Light from the Old Stars
The performance investigates contemporary notions of innocence and masochism, facial patterns in image-war, codes of horror, and regimes of visuality in a polite political setting. Light from the Old Stars as a political meditation on aesthetic reverence is made of over-layering of speech, live electronic/acoustic sound manipulation, and computer animation video that renders two virtual planes colliding on one another with a bright light of a laser-pointer (installed on stage) aiming at their axis of rotation.

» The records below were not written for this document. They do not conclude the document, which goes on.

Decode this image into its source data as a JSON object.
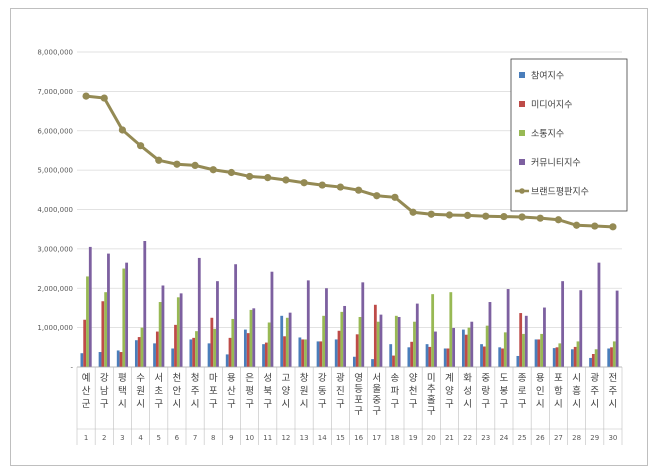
{
  "chart_data": {
    "type": "bar",
    "title": "",
    "xlabel": "",
    "ylabel": "",
    "ylim": [
      0,
      8000000
    ],
    "yticks": [
      "-",
      "1,000,000",
      "2,000,000",
      "3,000,000",
      "4,000,000",
      "5,000,000",
      "6,000,000",
      "7,000,000",
      "8,000,000"
    ],
    "categories": [
      "예산군",
      "강남구",
      "평택시",
      "수원시",
      "서초구",
      "천안시",
      "청주시",
      "마포구",
      "용산구",
      "은평구",
      "성북구",
      "고양시",
      "창원시",
      "강동구",
      "광진구",
      "영등포구",
      "서울 중구",
      "송파구",
      "양천구",
      "미추홀구",
      "계양구",
      "화성시",
      "중랑구",
      "도봉구",
      "종로구",
      "용인시",
      "포항시",
      "시흥시",
      "광주시",
      "전주시"
    ],
    "ranks": [
      "1",
      "2",
      "3",
      "4",
      "5",
      "6",
      "7",
      "8",
      "9",
      "10",
      "11",
      "12",
      "13",
      "14",
      "15",
      "16",
      "17",
      "18",
      "19",
      "20",
      "21",
      "22",
      "23",
      "24",
      "25",
      "26",
      "27",
      "28",
      "29",
      "30"
    ],
    "legend": {
      "position": "right",
      "entries": [
        "참여지수",
        "미디어지수",
        "소통지수",
        "커뮤니티지수",
        "브랜드평판지수"
      ]
    },
    "colors": {
      "참여지수": "#4a7ebb",
      "미디어지수": "#be4b48",
      "소통지수": "#98b954",
      "커뮤니티지수": "#7d60a0",
      "브랜드평판지수": "#948a54"
    },
    "series": [
      {
        "name": "참여지수",
        "kind": "bar",
        "values": [
          350000,
          380000,
          420000,
          680000,
          600000,
          470000,
          700000,
          600000,
          320000,
          950000,
          580000,
          1300000,
          750000,
          650000,
          700000,
          260000,
          200000,
          580000,
          500000,
          580000,
          470000,
          950000,
          580000,
          500000,
          280000,
          700000,
          480000,
          450000,
          230000,
          470000
        ]
      },
      {
        "name": "미디어지수",
        "kind": "bar",
        "values": [
          1200000,
          1670000,
          380000,
          760000,
          900000,
          1070000,
          740000,
          1250000,
          740000,
          860000,
          620000,
          780000,
          700000,
          650000,
          920000,
          830000,
          1580000,
          290000,
          640000,
          510000,
          470000,
          820000,
          520000,
          470000,
          1370000,
          700000,
          500000,
          510000,
          330000,
          500000
        ]
      },
      {
        "name": "소통지수",
        "kind": "bar",
        "values": [
          2300000,
          1900000,
          2500000,
          1000000,
          1650000,
          1770000,
          910000,
          970000,
          1220000,
          1450000,
          1130000,
          1250000,
          700000,
          1300000,
          1400000,
          1270000,
          1150000,
          1300000,
          1150000,
          1850000,
          1900000,
          1000000,
          1050000,
          880000,
          840000,
          840000,
          600000,
          650000,
          450000,
          650000
        ]
      },
      {
        "name": "커뮤니티지수",
        "kind": "bar",
        "values": [
          3050000,
          2880000,
          2650000,
          3200000,
          2070000,
          1870000,
          2770000,
          2180000,
          2610000,
          1490000,
          2420000,
          1380000,
          2200000,
          2000000,
          1550000,
          2150000,
          1330000,
          1270000,
          1610000,
          900000,
          990000,
          1150000,
          1650000,
          1980000,
          1300000,
          1510000,
          2180000,
          1950000,
          2650000,
          1940000
        ]
      },
      {
        "name": "브랜드평판지수",
        "kind": "line",
        "values": [
          6880000,
          6830000,
          6020000,
          5620000,
          5250000,
          5150000,
          5120000,
          5010000,
          4940000,
          4840000,
          4810000,
          4750000,
          4680000,
          4620000,
          4570000,
          4490000,
          4350000,
          4310000,
          3930000,
          3880000,
          3860000,
          3850000,
          3830000,
          3820000,
          3810000,
          3780000,
          3740000,
          3600000,
          3580000,
          3560000
        ]
      }
    ]
  }
}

The video and laser as a light-installation is an auto-generating hypnotic coordinating machine composed of cartographic patterns and abstract digital textures, a technical composition that invokes the work of an immaterial. The performance in an endeavour to create a local image-theory for itself, goes all over the place to perform a disavowal of representational language over the notion of the face. The face—subject to endless technologies of recognition, philosophy of the Other, site of beating and violence, loci of love, seminal of POV-based communication—is one visual frontier of alterity and fetish. Common sense (or rather common cold,) rooted in cheerful/fearful fantasies conditions the encountering of the strange and alien face that comes to you from uninvestigated addresses. Anything that I ask the stranger will arrest the rest of our movements. The first question in the face of the stranger, partially sunken in the consciousness, establishes the climate of subjectivity in interrogation.